HMIL is India’s 4th largest PV Company with a market share of ~ 14%. Hyundai remains a strong brand in Indian PV, renowned for its innovation, especially in the dominant SUV EV segment (models like Creta, Venue, and Exter). HIL has a resilient market share in both local and global exports.

Top 2W Stocks to Watch in 2026-Two Wheeler

1) Hero MotoCorp (~35% market share)

Hero MotoCorp is India’s largest two-wheeler (2W) company, having ~35% of market share. It dominates India’s daily commuter segment with a strong rural market share (iconic brands like Splendour). For 2026, Hero Moto may benefit from GST recalibrations (cuts), revival of rural demand and a busy election calendar. It has an export share of around 6.5%.

2) TVS Motor Company (~17-18% share)

TVS Motor is India’s 3rd largest 2W company with a local market share of ~18%, followed by Honda Motorcycle & Scooter ~25%)-an unlisted entity. TVS is growing fast in the premium scooters & EV segment with models like (iQube. In 2026, TVS will focus on EVs, aiming for 25-30% of overall revenue. It has a 25-27% export share. Expect sustained double-digit growth and margin expansion in 2026.

3) Bajaj Auto Ltd.

Bajaj Auto is India’s 4th largest 2W company with a market share of ~15%; it focuses on exports with a market share of ~45%; it has iconic brands like Pulsar, Chetak EV and Platina. Bajaj’s balancing of local & global operations (domestic & exports) ensures steady revenue even during a recession. A stable two-wheeler giant with strong exports, Baja also benefits from rural recovery and electric models like the Chetak. Its predictable growth and margin strength make it a defensive play in the segment.

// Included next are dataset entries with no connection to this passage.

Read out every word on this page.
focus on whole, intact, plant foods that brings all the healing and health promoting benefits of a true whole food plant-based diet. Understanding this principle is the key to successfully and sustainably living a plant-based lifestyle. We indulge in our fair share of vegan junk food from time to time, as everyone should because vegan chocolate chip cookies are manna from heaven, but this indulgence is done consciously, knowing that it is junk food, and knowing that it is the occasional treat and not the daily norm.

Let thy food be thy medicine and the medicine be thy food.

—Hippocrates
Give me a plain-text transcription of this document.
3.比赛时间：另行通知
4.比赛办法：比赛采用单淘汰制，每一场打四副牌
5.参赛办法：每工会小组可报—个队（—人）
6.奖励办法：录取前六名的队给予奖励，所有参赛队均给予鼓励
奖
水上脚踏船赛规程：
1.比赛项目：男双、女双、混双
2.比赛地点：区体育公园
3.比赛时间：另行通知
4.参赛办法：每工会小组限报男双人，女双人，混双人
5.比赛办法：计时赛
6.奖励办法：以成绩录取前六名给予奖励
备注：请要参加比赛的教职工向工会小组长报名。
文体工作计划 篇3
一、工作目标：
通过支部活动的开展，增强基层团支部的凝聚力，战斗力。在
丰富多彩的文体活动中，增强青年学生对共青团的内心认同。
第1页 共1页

Commercial Vehicle (CV) Companies in India

In India, a country of 1,5 billion people, public transportation is key. India’s commercial vehicles market was around 957K units in FY25; although it recorded a slight decline, but also saw a strong recovery in late 2025. The CV segment is dominated by trucks (LCV, MCV and HCV), and buses (traditional & EV). The CV market is now gaining traction due to the infra push, e-commerce and logistics tailwinds.

1) Tata Motors Ltd. (CV)-TMCV

TMCV is India’s largest (#1) player in the CV market with ~35% market share; it’s the undisputed leader across LCV, MCV, HCV, also SCV with brands like Ace, Sigma and Prima. TMCV is also a beneficiary of India’s PLI scheme, infra and EV push. TMCV also has a solid share of MCHV buses, ~25%.

2) Ashok Leyland Ltd. (ASL)

ASL is the 3rd largest in India’s CV market with an overall market share of ~18% led by MHCV buses and trucks.’ Has almost 35% market share (public transport, intercity, staff, and schools); exports share ~12% led by GCC/Africa/SAARC countries. Expect robust momentum in 2026, too, amid the EV push.

Conclusion: A Promising Road Ahead

India’s automobile sector presents a promising road ahead in 2026, led by EV transitions, premiumisation, and several structural tailwinds, including increasing export potential amid the China + One theme.